WaPo | The United States and its allies are under
attack. The cyberwar we’ve feared for a generation is well underway, and
we are losing. This is the forest, and the stuff about Russian election meddling, contacts with the Trump campaign, phony Twitter accounts, fake news on Facebook — those things are trees.
We’ve
been worried about a massive frontal assault, a work of Internet
sabotage that would shut down commerce or choke off the power grid. And
with good reason. The recent exploratory raid by Russian hackers on American nuclear facilities reminds us that such threats are real.
But
we failed to prepare for an attack of great subtlety and strategic
nuance. Enemies of the West have hacked our cultural advantages, turning
the very things that have made us strong — technological leadership,
free speech, the market economy and multi-party government — against us.
The attack is ongoing.
With each passing week, we learn more. Russia
and its sympathizers have cranked up the volume on existing political
and cultural divisions in the West, like some psychic version of the Stuxnet hack
that caused Iran’s nuclear centrifuges to spin so fast they tore
themselves to pieces. They’ve exploited the cutting-edge algorithms of
Facebook and Google to feed misinformation to Americans most likely to
believe and spread it. They have targeted online ads designed to
intensify our hottest culture wars: abortion, guns, sexuality, race.

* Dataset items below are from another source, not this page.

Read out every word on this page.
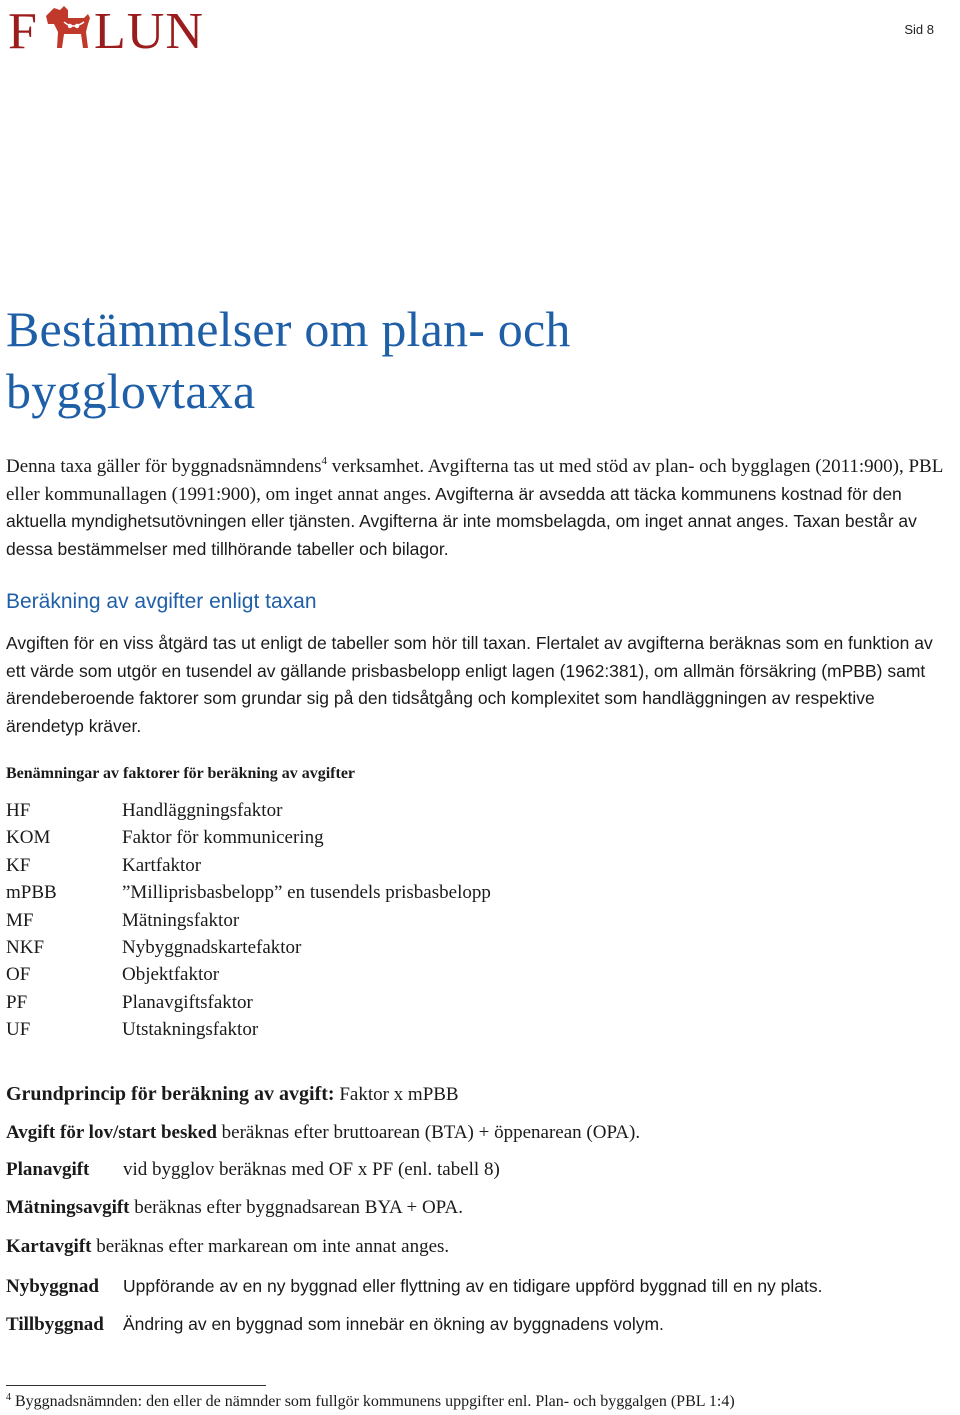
F LUN	Sid 8
Bestämmelser om plan- och
bygglovtaxa

Denna taxa gäller för byggnadsnämndens$^4$ verksamhet. Avgifterna tas ut med stöd av plan- och bygglagen (2011:900), PBL eller kommunallagen (1991:900), om inget annat anges. Avgifterna är avsedda att täcka kommunens kostnad för den aktuella myndighetsutövningen eller tjänsten. Avgifterna är inte momsbelagda, om inget annat anges. Taxan består av dessa bestämmelser med tillhörande tabeller och bilagor.

Beräkning av avgifter enligt taxan

Avgiften för en viss åtgärd tas ut enligt de tabeller som hör till taxan. Flertalet av avgifterna beräknas som en funktion av ett värde som utgör en tusendel av gällande prisbasbelopp enligt lagen (1962:381), om allmän försäkring (mPBB) samt ärendeberoende faktorer som grundar sig på den tidsåtgång och komplexitet som handläggningen av respektive ärendetyp kräver.

Benämningar av faktorer för beräkning av avgifter
HF	Handläggningsfaktor
KOM	Faktor för kommunicering
KF	Kartfaktor
mPBB	”Milliprisbasbelopp” en tusendels prisbasbelopp
MF	Mätningsfaktor
NKF	Nybyggnadskartefaktor
OF	Objektfaktor
PF	Planavgiftsfaktor
UF	Utstakningsfaktor

Grundprincip för beräkning av avgift: Faktor x mPBB

Avgift för lov/start besked beräknas efter bruttoarean (BTA) + öppenarean (OPA).

Planavgift	vid bygglov beräknas med OF x PF (enl. tabell 8)

Mätningsavgift beräknas efter byggnadsarean BYA + OPA.

Kartavgift beräknas efter markarean om inte annat anges.

Nybyggnad	Uppförande av en ny byggnad eller flyttning av en tidigare uppförd byggnad till en ny plats.

Tillbyggnad	Ändring av en byggnad som innebär en ökning av byggnadens volym.

$^4$ Byggnadsnämnden: den eller de nämnder som fullgör kommunens uppgifter enl. Plan- och byggalgen (PBL 1:4)
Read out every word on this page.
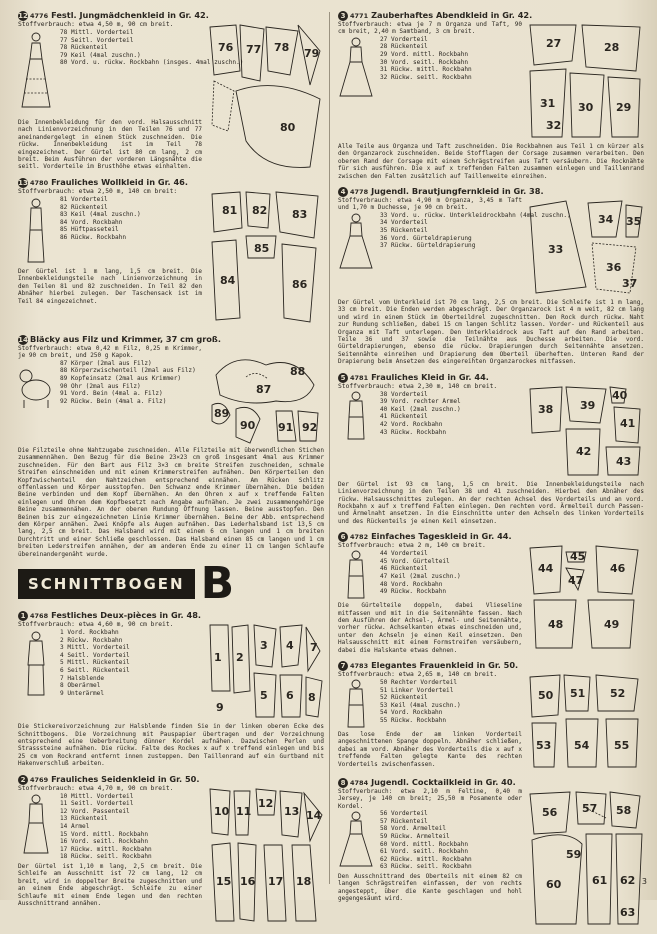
12 4776 Festl. Jungmädchenkleid in Gr. 42.
Stoffverbrauch: etwa 4,50 m, 90 cm breit.
78 Mittl. Vorderteil
77 Seitl. Vorderteil
78 Rückenteil
79 Keil (4mal zuschn.)
80 Vord. u. rückw. Rockbahn (insges. 4mal zuschn.)

Die Innenbekleidung für den vord. Halsausschnitt nach Linienvorzeichnung in den Teilen 76 und 77 aneinandergelegt in einem Stück zuschneiden. Die rückw. Innenbekleidung ist im Teil 78 eingezeichnet. Der Gürtel ist 80 cm lang, 2 cm breit. Beim Ausführen der vorderen Längsnähte die seitl. Vorderteile im Brusthöhe etwas einhalten.

76 77 78 79
80
13 4780 Frauliches Wollkleid in Gr. 46.
Stoffverbrauch: etwa 2,50 m, 140 cm breit:
81 Vorderteil
82 Rückenteil
83 Keil (4mal zuschn.)
84 Vord. Rockbahn
85 Hüftpasseteil
86 Rückw. Rockbahn

Der Gürtel ist 1 m lang, 1,5 cm breit. Die Innenbekleidungsteile nach Linienvorzeichnung in den Teilen 81 und 82 zuschneiden. In Teil 82 den Abnäher hierbei zulegen. Der Taschensack ist im Teil 84 eingezeichnet.

81 82 83
84
85
86
14 Bläcky aus Filz und Krimmer, 37 cm groß.

Stoffverbrauch: etwa 0,42 m Filz, 0,25 m Krimmer, je 90 cm breit, und 250 g Kapok.

87 Körper (2mal aus Filz)
88 Körperzwischenteil (2mal aus Filz)
89 Kopfeinsatz (2mal aus Krimmer)
90 Ohr (2mal aus Filz)
91 Vord. Bein (4mal a. Filz)
92 Rückw. Bein (4mal a. Filz)
87
88
89
90 91 92

Die Filzteile ohne Nahtzugabe zuschneiden. Alle Filzteile mit überwendlichen Stichen zusammennähen. Den Bezug für die Beine 23×23 cm groß insgesamt 4mal aus Krimmer zuschneiden. Für den Bart aus Filz 3×3 cm breite Streifen zuschneiden, schmale Streifen einschneiden und mit einem Krimmerstreifen aufnähen. Den Körperteilen den Kopfzwischenteil den Nahtzeichen entsprechend einnähen. Am Rücken Schlitz offenlassen und Körper ausstopfen. Den Schwanz ende Krimmer übernähen. Die beiden Beine verbinden und dem Kopf übernähen. An den Ohren x auf x treffende Falten einlegen und Ohren dem Kopfbesetzt nach Angabe aufnähen. Je zwei zusammengehörige Beine zusammennähen. An der oberen Rundung Öffnung lassen. Beine ausstopfen. Den Beinen bis zur eingezeichneten Linie Krimmer übernähen. Beine der Abb. entsprechend dem Körper annähen. Zwei Knöpfe als Augen aufnähen. Das Lederhalsband ist 13,5 cm lang, 2,5 cm breit. Das Halsband wird mit einem 6 cm langen und 1 cm breiten Durchtritt und einer Schließe geschlossen. Das Halsband einen 85 cm langen und 1 cm breiten Lederstreifen annähen, der am anderen Ende zu einer 11 cm langen Schlaufe übereinandergenäht wurde.

SCHNITTBOGEN B
1 4768 Festliches Deux-pièces in Gr. 48.
Stoffverbrauch: etwa 4,60 m, 90 cm breit.
1 Vord. Rockbahn
2 Rückw. Rockbahn
3 Mittl. Vorderteil
4 Seitl. Vorderteil
5 Mittl. Rückenteil
6 Seitl. Rückenteil
7 Halsblende
8 Oberärmel
9 Unterärmel
1 2
3 4
5 6
7
8
9

Die Stickereivorzeichnung zur Halsblende finden Sie in der linken oberen Ecke des Schnittbogens. Die Vorzeichnung mit Pauspapier übertragen und der Vorzeichnung entsprechend eine Ueberbreitung dünner Kordel aufnähen. Dazwischen Perlen und Strasssteine aufnähen. Die rückw. Falte des Rockes x auf x treffend einlegen und bis 25 cm vom Rockrand entfernt innen zusteppen. Den Taillenrand auf ein Gurtband mit Hakenverschluß arbeiten.

2 4769 Frauliches Seidenkleid in Gr. 50.
Stoffverbrauch: etwa 4,70 m, 90 cm breit.
10 Mittl. Vorderteil
11 Seitl. Vorderteil
12 Vord. Passenteil
13 Rückenteil
14 Ärmel
15 Vord. mittl. Rockbahn
16 Vord. seitl. Rockbahn
17 Rückw. mittl. Rockbahn
18 Rückw. seitl. Rockbahn

Der Gürtel ist 1,10 m lang, 2,5 cm breit. Die Schleife am Ausschnitt ist 72 cm lang, 12 cm breit, wird in doppelter Breite zugeschnitten und an einem Ende abgeschrägt. Schleife zu einer Schlaufe mit einem Ende legen und den rechten Ausschnittrand annähen.

10 11
12
13 14
15 16 17 18
3 4771 Zauberhaftes Abendkleid in Gr. 42.

Stoffverbrauch: etwa je 7 m Organza und Taft, 90 cm breit, 2,40 m Samtband, 3 cm breit.

27 Vorderteil
28 Rückenteil
29 Vord. mittl. Rockbahn
30 Vord. seitl. Rockbahn
31 Rückw. mittl. Rockbahn
32 Rückw. seitl. Rockbahn
27	28
29
30
31
32

Alle Teile aus Organza und Taft zuschneiden. Die Rockbahnen aus Teil 1 cm kürzer als den Organzarock zuschneiden. Beide Stofflagen der Corsage zusammen verarbeiten. Den oberen Rand der Corsage mit einem Schrägstreifen aus Taft versäubern. Die Rocknähte für sich ausführen. Die x auf x treffenden Falten zusammen einlegen und Taillenrand zwischen den Falten zusätzlich auf Taillenweite einreihen.

4 4778 Jugendl. Brautjungfernkleid in Gr. 38.

Stoffverbrauch: etwa 4,90 m Organza, 3,45 m Taft und 1,70 m Duchesse, je 90 cm breit.

33 Vord. u. rückw. Unterkleidrockbahn (4mal zuschn.)
34 Vorderteil
35 Rückenteil
36 Vord. Gürteldrapierung
37 Rückw. Gürteldrapierung	33
34 35
36
37

Der Gürtel vom Unterkleid ist 70 cm lang, 2,5 cm breit. Die Schleife ist 1 m lang, 33 cm breit. Die Enden werden abgeschrägt. Der Organzarock ist 4 m weit, 82 cm lang und wird in einem Stück im Oberteildrel zugeschnitten. Den Rock durch rückw. Naht zur Rundung schließen, dabei 15 cm langen Schlitz lassen. Vorder- und Rückenteil aus Organza mit Taft unterlegen. Den Unterkleidrock aus Taft auf den Rand arbeiten. Teile 36 und 37 sowie die Teilnähte aus Duchesse arbeiten. Die vord. Gürteldrapierungen, ebenso die rückw. Drapierungen durch Seitennähte ansetzen. Seitennähte einreihen und Drapierung dem Oberteil überheften. Unteren Rand der Drapierung beim Ansetzen des eingereihten Organzarockes mitfassen.

5 4781 Frauliches Kleid in Gr. 44.
Stoffverbrauch: etwa 2,30 m, 140 cm breit.
38 Vorderteil
39 Vord. rechter Ärmel
40 Keil (2mal zuschn.)
41 Rückenteil
42 Vord. Rockbahn
43 Rückw. Rockbahn
38 39
40
41
42
43

Der Gürtel ist 93 cm lang, 1,5 cm breit. Die Innenbekleidungsteile nach Linienvorzeichnung in den Teilen 38 und 41 zuschneiden. Hierbei den Abnäher des rückw. Halsausschnittes zulegen. An der rechten Achsel des Vorderteils und an vord. Rockbahn x auf x treffend Falten einlegen. Den rechten vord. Ärmelteil durch Passen- und Ärmelnaht ansetzen. In die Einschnitte unter den Achseln des linken Vorderteils und des Rückenteils je einen Keil einsetzen.

6 4782 Einfaches Tageskleid in Gr. 44.
Stoffverbrauch: etwa 2 m, 140 cm breit.
44 Vorderteil
45 Vord. Gürtelteil
46 Rückenteil
47 Keil (2mal zuschn.)
48 Vord. Rockbahn
49 Rückw. Rockbahn

Die Gürtelteile doppeln, dabei Vlieseline mitfassen und mit in die Seitennähte fassen. Nach dem Ausführen der Achsel-, Ärmel- und Seitennähte, vorher rückw. Achselkanten etwas einschneiden und, unter den Achseln je einen Keil einsetzen. Den Halsausschnitt mit einem Formstreifen versäubern, dabei die Halskante etwas dehnen.

44
45
46
47
48	49
7 4783 Elegantes Frauenkleid in Gr. 50.
Stoffverbrauch: etwa 2,65 m, 140 cm breit.
50 Rechter Vorderteil
51 Linker Vorderteil
52 Rückenteil
53 Keil (4mal zuschn.)
54 Vord. Rockbahn
55 Rückw. Rockbahn

Das lose Ende der am linken Vorderteil angeschnittenen Spange doppeln. Abnäher schließen, dabei am vord. Abnäher des Vorderteils die x auf x treffende Falten gelegte Kante des rechten Vorderteils zwischenfassen.

50 51 52
53 54 55
8 4784 Jugendl. Cocktailkleid in Gr. 40.

Stoffverbrauch: etwa 2,10 m Feltine, 0,40 m Jersey, je 140 cm breit; 25,50 m Posamente oder Kordel.

56 Vorderteil
57 Rückenteil
58 Vord. Ärmelteil
59 Rückw. Ärmelteil
60 Vord. mittl. Rockbahn
61 Vord. seitl. Rockbahn
62 Rückw. mittl. Rockbahn
63 Rückw. seitl. Rockbahn

Den Ausschnittrand des Oberteils mit einem 82 cm langen Schrägstreifen einfassen, der von rechts angesteppt, über die Kante geschlagen und hohl gegengesäumt wird.

56 57 58
59
60	61 62
63
3
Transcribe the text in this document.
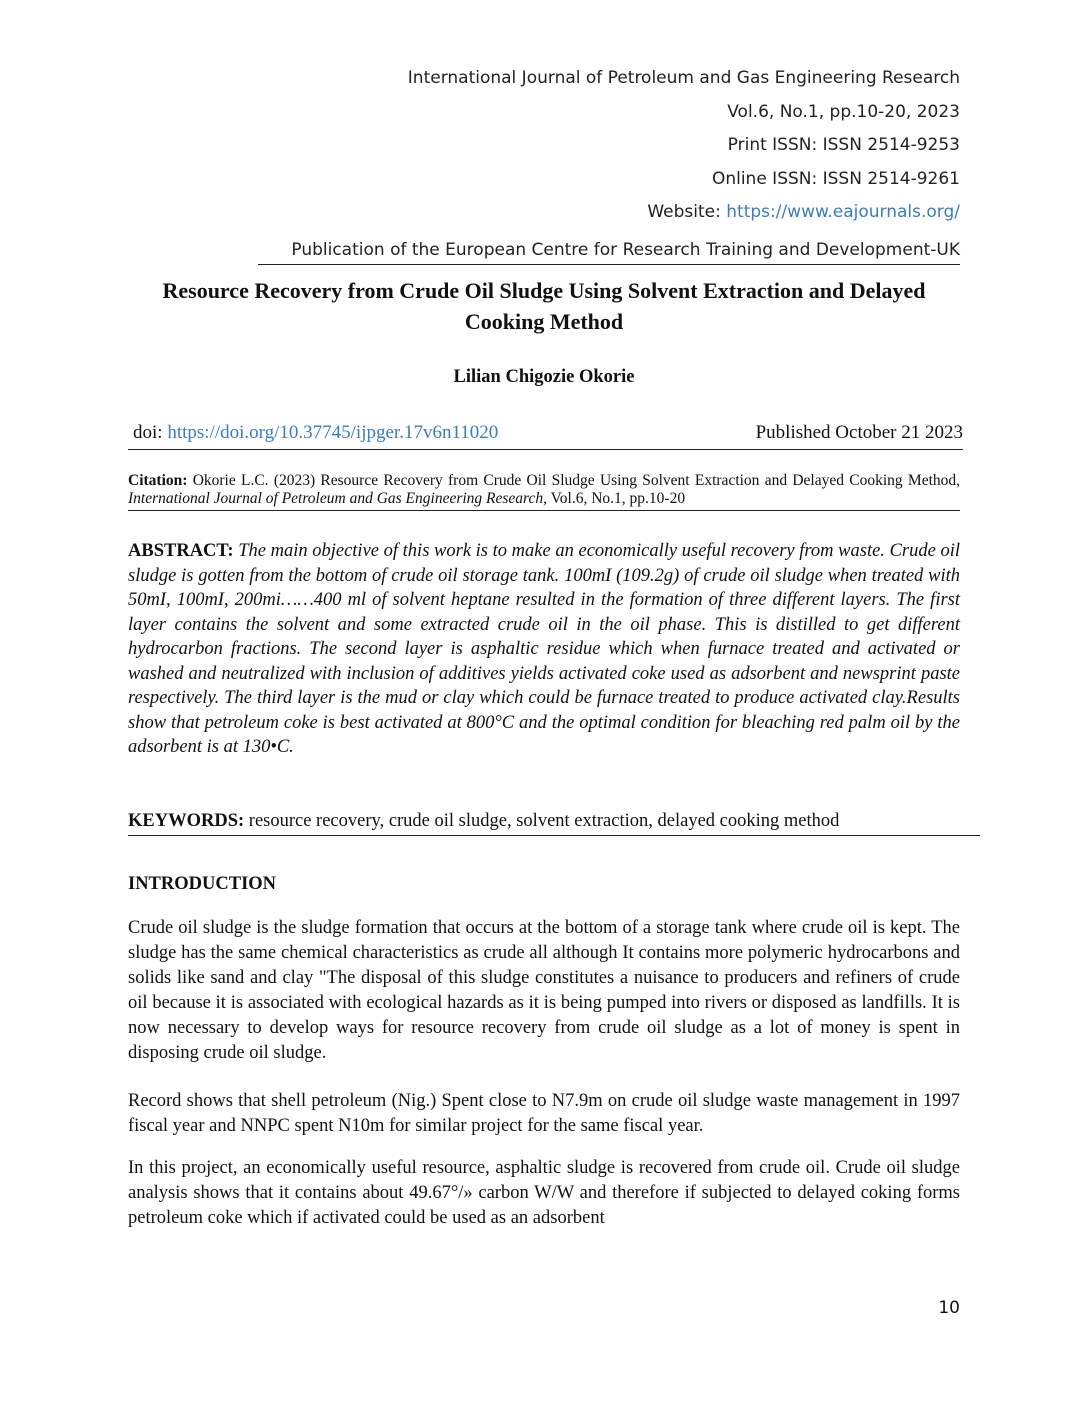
International Journal of Petroleum and Gas Engineering Research
Vol.6, No.1, pp.10-20, 2023
Print ISSN: ISSN 2514-9253
Online ISSN: ISSN 2514-9261
Website: https://www.eajournals.org/
Publication of the European Centre for Research Training and Development-UK
Resource Recovery from Crude Oil Sludge Using Solvent Extraction and Delayed Cooking Method
Lilian Chigozie Okorie
doi: https://doi.org/10.37745/ijpger.17v6n11020	Published October 21 2023
Citation: Okorie L.C. (2023) Resource Recovery from Crude Oil Sludge Using Solvent Extraction and Delayed Cooking Method, International Journal of Petroleum and Gas Engineering Research, Vol.6, No.1, pp.10-20
ABSTRACT: The main objective of this work is to make an economically useful recovery from waste. Crude oil sludge is gotten from the bottom of crude oil storage tank. 100mI (109.2g) of crude oil sludge when treated with 50mI, 100mI, 200mi……400 ml of solvent heptane resulted in the formation of three different layers. The first layer contains the solvent and some extracted crude oil in the oil phase. This is distilled to get different hydrocarbon fractions. The second layer is asphaltic residue which when furnace treated and activated or washed and neutralized with inclusion of additives yields activated coke used as adsorbent and newsprint paste respectively. The third layer is the mud or clay which could be furnace treated to produce activated clay.Results show that petroleum coke is best activated at 800°C and the optimal condition for bleaching red palm oil by the adsorbent is at 130•C.
KEYWORDS: resource recovery, crude oil sludge, solvent extraction, delayed cooking method
INTRODUCTION
Crude oil sludge is the sludge formation that occurs at the bottom of a storage tank where crude oil is kept. The sludge has the same chemical characteristics as crude all although It contains more polymeric hydrocarbons and solids like sand and clay "The disposal of this sludge constitutes a nuisance to producers and refiners of crude oil because it is associated with ecological hazards as it is being pumped into rivers or disposed as landfills. It is now necessary to develop ways for resource recovery from crude oil sludge as a lot of money is spent in disposing crude oil sludge.
Record shows that shell petroleum (Nig.) Spent close to N7.9m on crude oil sludge waste management in 1997 fiscal year and NNPC spent N10m for similar project for the same fiscal year.
In this project, an economically useful resource, asphaltic sludge is recovered from crude oil. Crude oil sludge analysis shows that it contains about 49.67°/» carbon W/W and therefore if subjected to delayed coking forms petroleum coke which if activated could be used as an adsorbent
10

They have partnered with WikiLeaks, the supposed paragon of free speech,
to insert propaganda into influential Twitter accounts — including
@realDonaldTrump.
They have created thousands of phony online identities
to add heat to political fever swamps.
The genius of this cyberwar is that unwitting Westerners do most of the work.
Our eagerness to believe the worst about our political opponents makes
us easy marks for fake or distorted “news” from anti-American troll
farms. Our media — talk radio, cable news, every variety of digital
communication — seek to cull us into like-minded echo chambers. The West
has monetized polarization; our enemies have, in turn, weaponized it.